All quiet on the airport front

Researchers at Cambridge University and the Massachusetts Institute of Technology are to co-operate on a project to design the world’s quietest passenger jet.

UK and US researchers are to co-operate on a project to design the world’s quietest passenger jet.

Aircraft noise is now a major concern for the aerospace industry as more international airports impose local noise restrictions. The number of people seriously affected by aircraft noise in the UK is set to double over the next 30 years to 600,000, as airport capacity around London is expanded.

So far decibel levels have been tackled mainly by improving aircraft engine technology. While engineers at Cambridge University and Massachusetts Institute of Technology plan to continue this research, more importantly they will make noise reduction a criterion in the design of the whole aircraft, said Ann Dowling, professor of mechanical engineering at Cambridge University.

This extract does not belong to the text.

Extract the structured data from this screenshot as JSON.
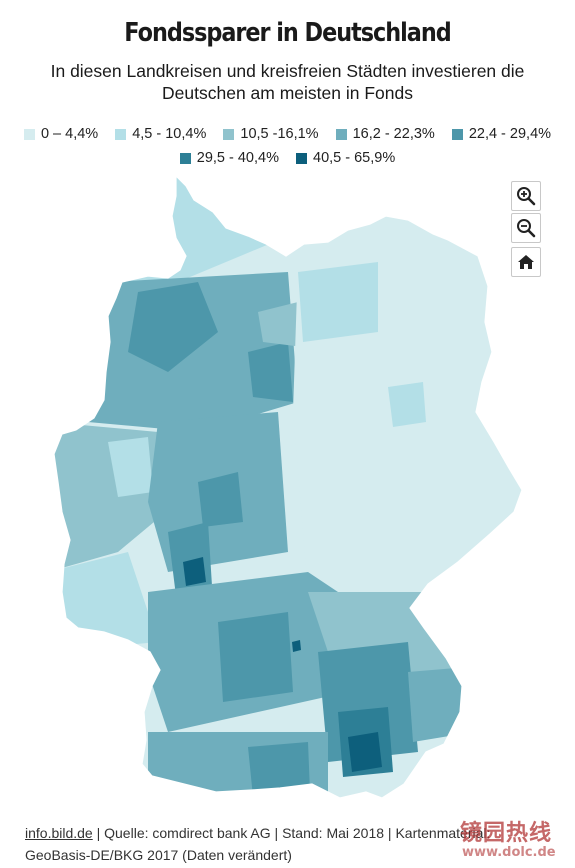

‘This will be the first time that anyone has really brought noise into the design of the aircraft,’ she said. ‘Much has already been done to cut noise levels but the aim of this project is to see how far we can go towards creating a silent aircraft.

‘We want to open up the design space and ask ourselves what the silent aircraft should look like.’

While a totally silent aircraft is unlikely, Dowling said it would be possible to create a passenger jet that was significantly less noisy than those flying today.

The project, which also involves Rolls-Royce and British Airways, will run for three years and investigate the possibility of mounting engines on top of the aircraft, which would necessitate a new airframe design.

The team will also look at the possibility of jets deploying their undercarriage as late as possible, as this adds to noise levels as they land.

High bypass ratios in turbofan engines will be investigated too. These offer quieter, more efficient performance but the high-diameter fans associated with these engines pose significant packaging and installation challenges. ‘We will also look at how you operate such an aircraft and what the business case is for developing it,’ said Dowling.

The project is waiting for funding clearance from Cambridge University and MIT, which is due in the next few weeks.